Même si notre CV contient les mots « ultramarathonienne » et « aventurière », on n’est pas immunisée à la peur pour autant. Les imprévus se sont multipliés au cours du voyage, mais ça fait un peu partie de l’aventure : « Quand on a prévu l’expédition à Montréal, tout semblait simple et bien ordonné sur les cartes, chaque partie à sa place. Mais quand on arrive sur un terrain qui sort de Google Maps, c’est toujours de l’imprévu ».

Quel genre d’imprévus? Ils sont nombreux : « À quelques reprises, je suis arrivée près de manquer de nourriture. J’en avais amené pour 7 à 8 jours, mais finalement, oups, ça me demande plus d’énergie de monter des grosses collines, et ça me demande plus de nourriture. Quand je suis arrivée [au point de ravitaillement], j’étais affamée et en manque de nourriture. »

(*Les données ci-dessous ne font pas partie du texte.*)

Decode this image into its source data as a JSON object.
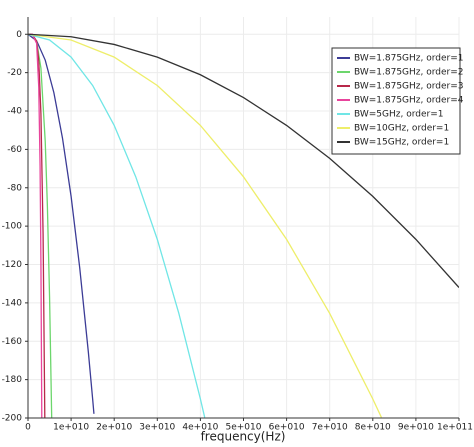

Aussi pendant son passage dans les monts Valin, une de ses raquettes s’est brisée, trois jours avant le prochain point de ravitaillement. Elle en rit maintenant, mais sur le coup, « j’étais vraiment hors de moi ». Elle a aussi perdu sa gourde dans la rivière : « C’est quelque chose qui semble anodin, mais faut savoir que l’eau, on la fait souvent bouillir. À la fin, il fallait que je m’abreuve directement dans la rivière, et que je me dirige en fonction du prochain plan d’eau. »

Mais comme nous tous, l’élément le plus inquiétant était de manquer de batterie sur son téléphone, qu’elle rechargeait à l’aide d’une batterie à énergie solaire. Le hic, c’est qu’à certains moments, la batterie a eu de la difficulté à fournir, surtout par grands froids : « à la fin, je tenais le GPS contre moi pour le garder au chaud, parce que j’avais de la difficulté à garder sa batterie en haut de 15 % ».
Mais pourtant, ce n’est pas ça qui lui a fait le plus peur. « Les moments qui amènent le plus de peur, je dirais que ce n’est pas les événements en tant que tels, c’est de penser au lendemain. On sait jamais ce qui se trouve devant nous. Des vallées, des températures vraiment froides… [Il y a toujours] la peur de me retrouver dans un environnement sauvage. C’était contrôlé, je n’ai pas vu de faune encore, mais il y a les grands vents, la pluie aux alentours de zéro, c’est difficile à gérer, on devient trempé et on a froid. Et il faut recommencer chaque matin. La routine de repartir dans des conditions complexes, c’est ça qui m’amenait plus de peur ». Et dire qu’on a de la misère à se lever le lundi pour aller dans notre bureau climatisé, nous.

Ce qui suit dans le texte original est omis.